Le attuali linee guida italiane ottimizzano lo screening delle malattie epatiche steatosiche concentrandosi su pazienti ad alto rischio, come diabetici e obesi, anziché sulla popolazione generale. Il percorso diagnostico è strutturato in due step non invasivi: un primo filtro tramite lo score FIB-4 che è basato su esami del sangue comuni e un eventuale approfondimento con il FibroScan, un dispositivo finalizzato a misurare l'elasticità epatica. Questo sistema a soglie permette di escludere rapidamente i soggetti sani e indirizzare all'epatologo solo i casi con rischio confermato, garantendo un uso efficiente delle risorse sanitarie. “Nel Regno Unito – ricorda Salvatore Petta, ordinario di Gastroenterologia dell’Università di Palermo – l'applicazione di questo algoritmo ha ridotto le liste d'attesa inutili, aumentando al contempo il numero di malati reali riferiti allo specialista. Anche in Italia, uno studio su popolazione diabetica ha dimostrato che questo sistema è sostenibile, portando all'attenzione dell'epatologo solo l'8-9% dei soggetti ad alto rischio. Per facilitare questo passaggio ed evitare che il paziente si perda nel sistema, è però necessario creare un network multidisciplinare che coinvolga diabetologi, endocrinologi e medici di medicina generale, con l'epatologo nel ruolo di filtro finale.

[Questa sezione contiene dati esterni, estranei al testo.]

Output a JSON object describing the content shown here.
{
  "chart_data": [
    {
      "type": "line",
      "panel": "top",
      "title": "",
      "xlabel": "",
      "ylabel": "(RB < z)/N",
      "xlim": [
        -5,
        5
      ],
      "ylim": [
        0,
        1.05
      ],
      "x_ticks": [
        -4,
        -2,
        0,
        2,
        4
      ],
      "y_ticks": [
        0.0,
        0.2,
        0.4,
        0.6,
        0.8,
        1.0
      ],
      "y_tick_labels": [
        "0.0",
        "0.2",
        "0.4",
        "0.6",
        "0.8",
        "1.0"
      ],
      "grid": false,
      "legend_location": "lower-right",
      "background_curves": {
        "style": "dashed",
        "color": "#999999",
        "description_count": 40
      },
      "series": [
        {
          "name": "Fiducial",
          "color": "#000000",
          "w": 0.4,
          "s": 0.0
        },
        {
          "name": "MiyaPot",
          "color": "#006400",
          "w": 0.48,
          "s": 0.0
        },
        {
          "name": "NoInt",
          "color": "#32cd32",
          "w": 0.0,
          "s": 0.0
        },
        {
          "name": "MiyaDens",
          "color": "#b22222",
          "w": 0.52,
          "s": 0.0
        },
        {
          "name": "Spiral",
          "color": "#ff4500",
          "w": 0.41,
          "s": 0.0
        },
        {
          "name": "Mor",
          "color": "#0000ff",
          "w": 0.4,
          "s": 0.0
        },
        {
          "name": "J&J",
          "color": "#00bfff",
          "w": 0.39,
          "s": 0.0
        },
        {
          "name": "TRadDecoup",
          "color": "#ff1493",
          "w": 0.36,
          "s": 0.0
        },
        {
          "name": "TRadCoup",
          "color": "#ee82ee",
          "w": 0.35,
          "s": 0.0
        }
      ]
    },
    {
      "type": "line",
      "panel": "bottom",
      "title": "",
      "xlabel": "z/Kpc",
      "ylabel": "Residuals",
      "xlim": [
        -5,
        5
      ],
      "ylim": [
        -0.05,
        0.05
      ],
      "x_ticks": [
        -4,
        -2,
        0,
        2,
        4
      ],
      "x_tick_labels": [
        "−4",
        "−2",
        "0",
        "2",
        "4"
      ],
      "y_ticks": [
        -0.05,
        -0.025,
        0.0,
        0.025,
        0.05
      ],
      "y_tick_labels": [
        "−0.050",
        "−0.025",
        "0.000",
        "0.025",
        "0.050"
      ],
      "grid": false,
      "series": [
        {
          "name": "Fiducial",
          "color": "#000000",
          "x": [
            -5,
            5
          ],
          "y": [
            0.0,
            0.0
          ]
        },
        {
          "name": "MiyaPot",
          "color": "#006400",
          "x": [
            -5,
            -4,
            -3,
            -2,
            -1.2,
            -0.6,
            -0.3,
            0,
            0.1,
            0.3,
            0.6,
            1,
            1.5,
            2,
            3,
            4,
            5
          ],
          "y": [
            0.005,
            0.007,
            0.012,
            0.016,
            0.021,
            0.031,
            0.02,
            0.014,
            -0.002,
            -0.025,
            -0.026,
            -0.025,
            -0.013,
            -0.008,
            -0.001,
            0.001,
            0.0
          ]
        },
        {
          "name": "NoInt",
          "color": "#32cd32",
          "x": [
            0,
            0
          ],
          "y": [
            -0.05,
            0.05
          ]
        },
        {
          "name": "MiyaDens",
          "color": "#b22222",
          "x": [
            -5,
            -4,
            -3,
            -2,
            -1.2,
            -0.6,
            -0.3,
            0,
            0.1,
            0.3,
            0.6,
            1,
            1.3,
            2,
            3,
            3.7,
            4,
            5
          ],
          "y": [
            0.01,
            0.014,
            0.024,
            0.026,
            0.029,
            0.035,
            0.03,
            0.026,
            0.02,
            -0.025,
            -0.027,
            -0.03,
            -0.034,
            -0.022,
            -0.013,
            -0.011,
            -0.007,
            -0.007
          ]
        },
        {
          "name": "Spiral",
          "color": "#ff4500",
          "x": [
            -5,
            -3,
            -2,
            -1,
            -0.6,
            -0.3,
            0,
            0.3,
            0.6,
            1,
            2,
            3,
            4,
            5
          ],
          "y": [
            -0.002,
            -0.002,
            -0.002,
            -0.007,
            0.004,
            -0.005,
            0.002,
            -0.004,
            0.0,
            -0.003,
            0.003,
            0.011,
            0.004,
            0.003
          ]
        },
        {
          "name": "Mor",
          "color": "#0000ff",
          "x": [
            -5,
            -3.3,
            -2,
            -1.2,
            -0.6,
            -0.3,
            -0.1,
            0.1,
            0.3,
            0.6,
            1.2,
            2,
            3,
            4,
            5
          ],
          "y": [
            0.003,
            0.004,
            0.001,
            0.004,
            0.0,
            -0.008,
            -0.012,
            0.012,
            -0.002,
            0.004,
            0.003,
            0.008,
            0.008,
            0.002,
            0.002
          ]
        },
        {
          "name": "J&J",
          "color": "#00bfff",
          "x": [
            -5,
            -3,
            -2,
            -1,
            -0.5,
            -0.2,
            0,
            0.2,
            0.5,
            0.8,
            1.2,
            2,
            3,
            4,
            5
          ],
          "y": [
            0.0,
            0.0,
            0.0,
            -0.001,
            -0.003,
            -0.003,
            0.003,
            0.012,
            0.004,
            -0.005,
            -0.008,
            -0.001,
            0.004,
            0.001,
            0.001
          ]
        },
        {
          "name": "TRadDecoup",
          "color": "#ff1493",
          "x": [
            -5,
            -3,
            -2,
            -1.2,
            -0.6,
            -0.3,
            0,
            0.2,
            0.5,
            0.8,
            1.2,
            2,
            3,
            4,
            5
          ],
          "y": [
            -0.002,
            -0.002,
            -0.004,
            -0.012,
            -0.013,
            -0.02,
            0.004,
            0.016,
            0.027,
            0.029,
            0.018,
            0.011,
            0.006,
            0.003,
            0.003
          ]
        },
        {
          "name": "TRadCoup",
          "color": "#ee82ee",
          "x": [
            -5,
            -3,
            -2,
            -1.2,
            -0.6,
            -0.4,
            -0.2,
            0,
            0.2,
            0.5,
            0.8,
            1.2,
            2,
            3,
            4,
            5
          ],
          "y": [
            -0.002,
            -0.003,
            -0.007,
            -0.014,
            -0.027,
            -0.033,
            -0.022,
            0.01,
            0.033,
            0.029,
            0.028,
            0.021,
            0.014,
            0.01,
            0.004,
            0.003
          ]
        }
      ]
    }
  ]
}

Un esempio virtuoso è la rete epatologica siciliana, che utilizza una piattaforma per la prenotazione diretta degli esami e il referral elettronico”.

Il modello in Lombardia

Il coinvolgimento capillare del territorio rappresenta un pilastro imprescindibile per l'efficacia delle politiche sanitarie, specialmente nella gestione di patologie che richiedono un approccio proattivo. “In questa prospettiva, l’esperienza maturata in Regione Lombardia evidenzia come la diagnosi precoce debba poggiare sul rafforzamento del ruolo dei medici di medicina generale, integrandosi con l’azione dei distretti e delle aziende sanitarie locali per attuare politiche attive di prossimità”, ha detto Emanuele Monti, presidente della IX della Regione Lombardia. In conclusione, Elena Murelli, membro della 10ª commissione del Senato, ha aggiunto: “È fondamentale garantire l’omogeneità dell’assistenza farmaceutica su tutto il territorio nazionale, assicurando in particolare un accesso rapido ai farmaci innovativi, poiché il costante progresso della ricerca scientifica mette a disposizione nuove terapie spesso decisive per la sopravvivenza dei pazienti, risulta prioritario contrarre i tempi di approvazione regolatoria. Solo riducendo i passaggi burocratici e uniformando la distribuzione regionale si può assicurare che ogni cittadino”.